So AWS Went Down. Here’s How You Can be Prepared If It Happens Again
Many websites went down for a few of hours, some of us couldn’t even continue working on your projects due to the outages of services like CircleCI.
Let me give you a quick recap, if don’t know what I’m talking about. Amazon’s S3 web-based storage service was experiencing widespread issues, leading to the service being either partially or fully broken on websites, apps and devices upon which it relies.
There’s one essential misconception about what happened. Everybody is saying “AWS is down”, but in fact, only 1 out of 14 regions went down. Your services were only affected if your infrastructure is based in the us-east-1 region. What can you do to prepare for the next outage?
1. Active-Active or Active-Passive Failover on Route53
The term Active-Active is not AWS specific and relates to “high-availability”. Basically, it means that the traffic intended for the failed node is either passed onto a working node or load-balanced across the remaining nodes. In our case, the failed “node” might be a whole region or the whole AZ. This approach is somewhat expensive because it requires you to have a full copy of your infrastructure in another region.

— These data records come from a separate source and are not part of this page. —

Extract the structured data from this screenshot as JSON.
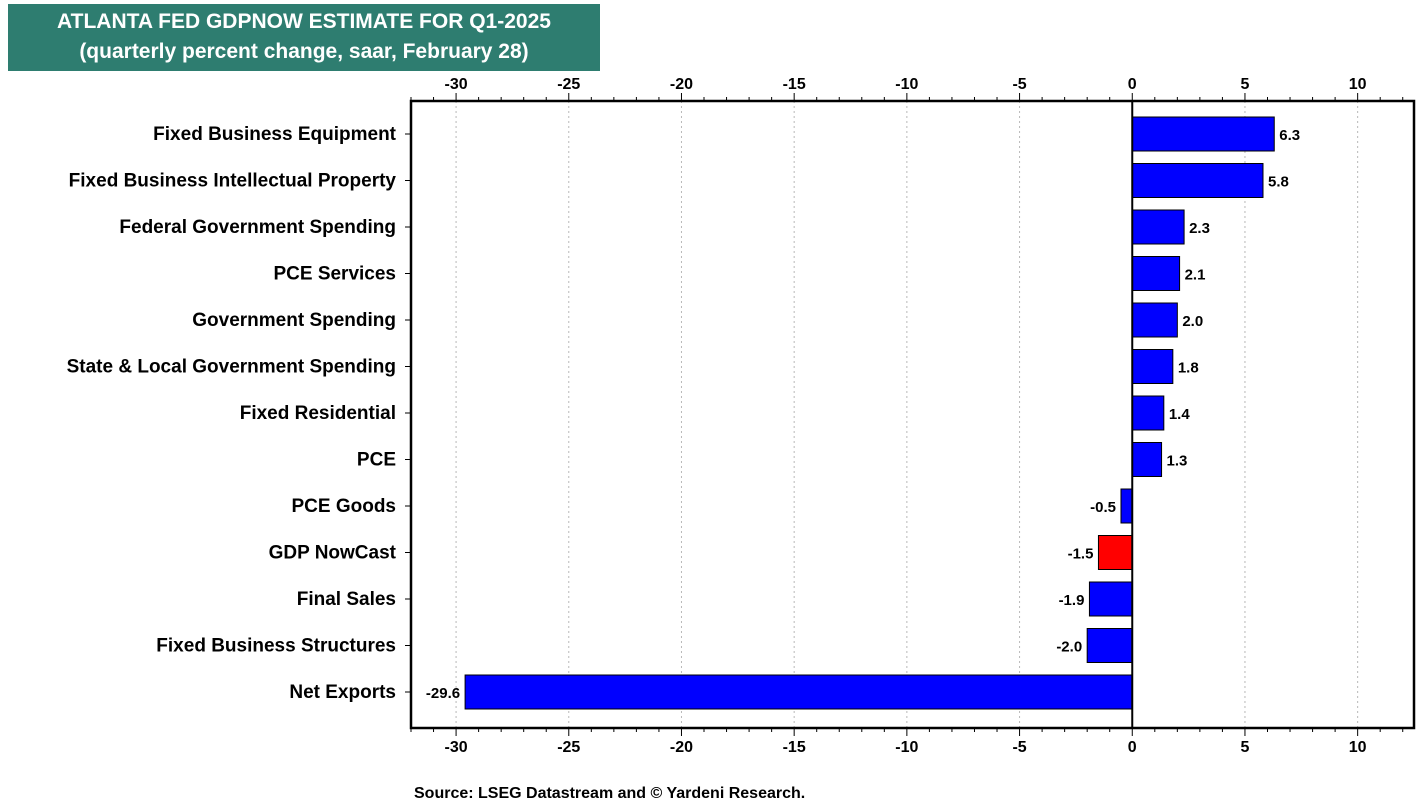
{
  "chart_data": {
    "type": "bar",
    "orientation": "horizontal",
    "title": "ATLANTA FED GDPNOW ESTIMATE FOR Q1-2025",
    "subtitle": "(quarterly percent change, saar, February 28)",
    "categories": [
      "Fixed Business Equipment",
      "Fixed Business Intellectual Property",
      "Federal Government Spending",
      "PCE Services",
      "Government Spending",
      "State & Local Government Spending",
      "Fixed Residential",
      "PCE",
      "PCE Goods",
      "GDP NowCast",
      "Final Sales",
      "Fixed Business Structures",
      "Net Exports"
    ],
    "values": [
      6.3,
      5.8,
      2.3,
      2.1,
      2.0,
      1.8,
      1.4,
      1.3,
      -0.5,
      -1.5,
      -1.9,
      -2.0,
      -29.6
    ],
    "value_labels": [
      "6.3",
      "5.8",
      "2.3",
      "2.1",
      "2.0",
      "1.8",
      "1.4",
      "1.3",
      "-0.5",
      "-1.5",
      "-1.9",
      "-2.0",
      "-29.6"
    ],
    "bar_colors": [
      "#0000ff",
      "#0000ff",
      "#0000ff",
      "#0000ff",
      "#0000ff",
      "#0000ff",
      "#0000ff",
      "#0000ff",
      "#0000ff",
      "#ff0000",
      "#0000ff",
      "#0000ff",
      "#0000ff"
    ],
    "xlim": [
      -32,
      12.5
    ],
    "xticks": [
      -30,
      -25,
      -20,
      -15,
      -10,
      -5,
      0,
      5,
      10
    ],
    "xtick_labels": [
      "-30",
      "-25",
      "-20",
      "-15",
      "-10",
      "-5",
      "0",
      "5",
      "10"
    ],
    "grid": "vertical dotted",
    "xlabel": "",
    "ylabel": ""
  },
  "source": "Source: LSEG Datastream and © Yardeni Research.",
  "colors": {
    "title_bg": "#2e7d70",
    "bar": "#0000ff",
    "highlight": "#ff0000"
  }
}
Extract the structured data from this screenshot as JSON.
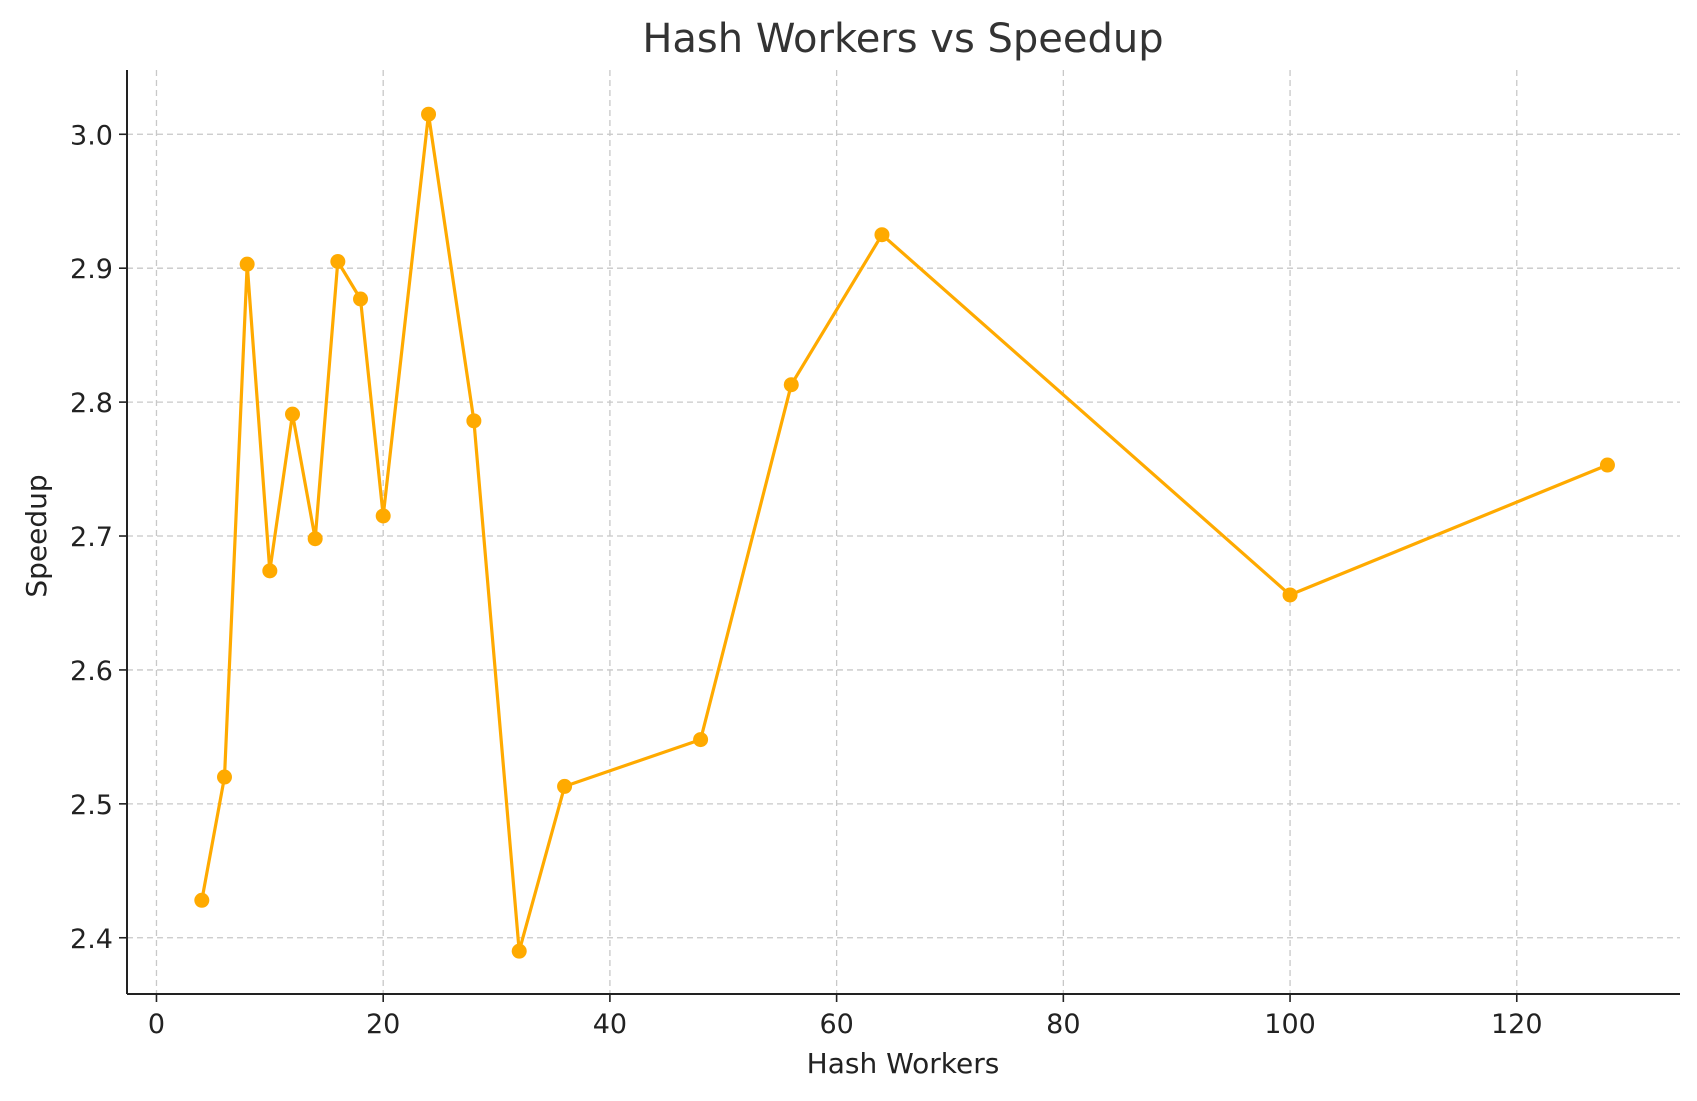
{
  "chart_data": {
    "type": "line",
    "title": "Hash Workers vs Speedup",
    "xlabel": "Hash Workers",
    "ylabel": "Speedup",
    "xlim": [
      -2.6,
      134.4
    ],
    "ylim": [
      2.358,
      3.048
    ],
    "xticks": [
      0,
      20,
      40,
      60,
      80,
      100,
      120
    ],
    "yticks": [
      2.4,
      2.5,
      2.6,
      2.7,
      2.8,
      2.9,
      3.0
    ],
    "xtick_labels": [
      "0",
      "20",
      "40",
      "60",
      "80",
      "100",
      "120"
    ],
    "ytick_labels": [
      "2.4",
      "2.5",
      "2.6",
      "2.7",
      "2.8",
      "2.9",
      "3.0"
    ],
    "grid": true,
    "color": "#FFAA00",
    "series": [
      {
        "x": [
          4,
          6,
          8,
          10,
          12,
          14,
          16,
          18,
          20,
          24,
          28,
          32,
          36,
          48,
          56,
          64,
          100,
          128
        ],
        "y": [
          2.428,
          2.52,
          2.903,
          2.674,
          2.791,
          2.698,
          2.905,
          2.877,
          2.715,
          3.015,
          2.786,
          2.39,
          2.513,
          2.548,
          2.813,
          2.925,
          2.656,
          2.753
        ]
      }
    ]
  }
}
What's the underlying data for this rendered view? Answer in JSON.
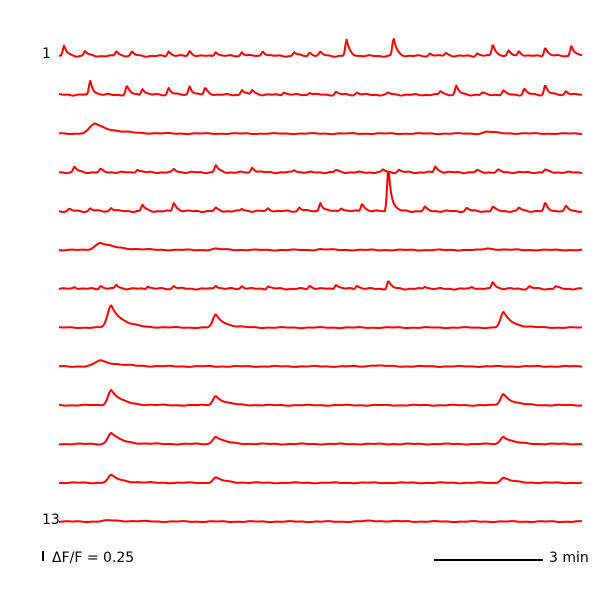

The Active-Passive approach is a bit of a cheaper solution. Fully redundant instances are only brought online when their associated primary node fails. Note that this approach also comes with extra time overhead to provision and warm-up your servers.
Luckily, AWS provides a very handy tool to detect this type of failures and automatically re-route whole traffic. It’s called Route53, and by definition, it’s a scalable cloud Domain Name System (DNS) but also comes with some additional features.
Two additional features I’m talking about are “Health Checks” and “Traffic Policies”. We use them often at Netguru. Once Health Check detects that your endpoint is unreachable, it will start routing traffic to a failover endpoint/node.
Configuring such a scheme is fairly simple:
1. Go to Route53 -> Health Checks -> Create health check
2. You should see the following screen:
In the example above, I’m checking if netguru.com is up and running. If three consecutive health checks performed every 30 seconds fail, it should report failure.
3. The second piece of our scheme is the policy. Go to Route53 -> Traffic Policies and create a new policy.
4. Creating a policy is pretty straightforward. All we need to do is add a Failover Rule and add primary and secondary endpoints, like so:
During the next outage, all your traffic should be redirected to an unaffected node automatically, without your supervision or need to issue explicit commands.
2. Cross-region assets replication
If you aren’t going to use an Active-Active/Passive configuration, you can still use automatic asset replication. Once enabled, every object uploaded to a particular S3 bucket is automatically replicated to a designated destination bucket located in a different AWS region. This is particularly useful in cases similar to the recent outage.
Enabling this feature is also very easy and might save you a lot of money.
1. Head to the bucket that you’d like to replicate
2. Go to Properties. Before enabling cross-region replication, you have to enable Versioning first.
3. Once you’ve done that, you would also need to adjust how your app serves static content. The quickest solution is to write the S3 assets’ hostname (from http://mybucket.s3.amazonaws.com to http://my-backup-bucket.s3.amazonaws.com) in case a particular CloudWatch alarm (in our case, the one associated with health checks) is on.
In conclusion, there indeed are a few things you can do yourself to mitigate such a big outage as the recent one. In other, not so serious cases, things like Multi-AZ deployments should be enough.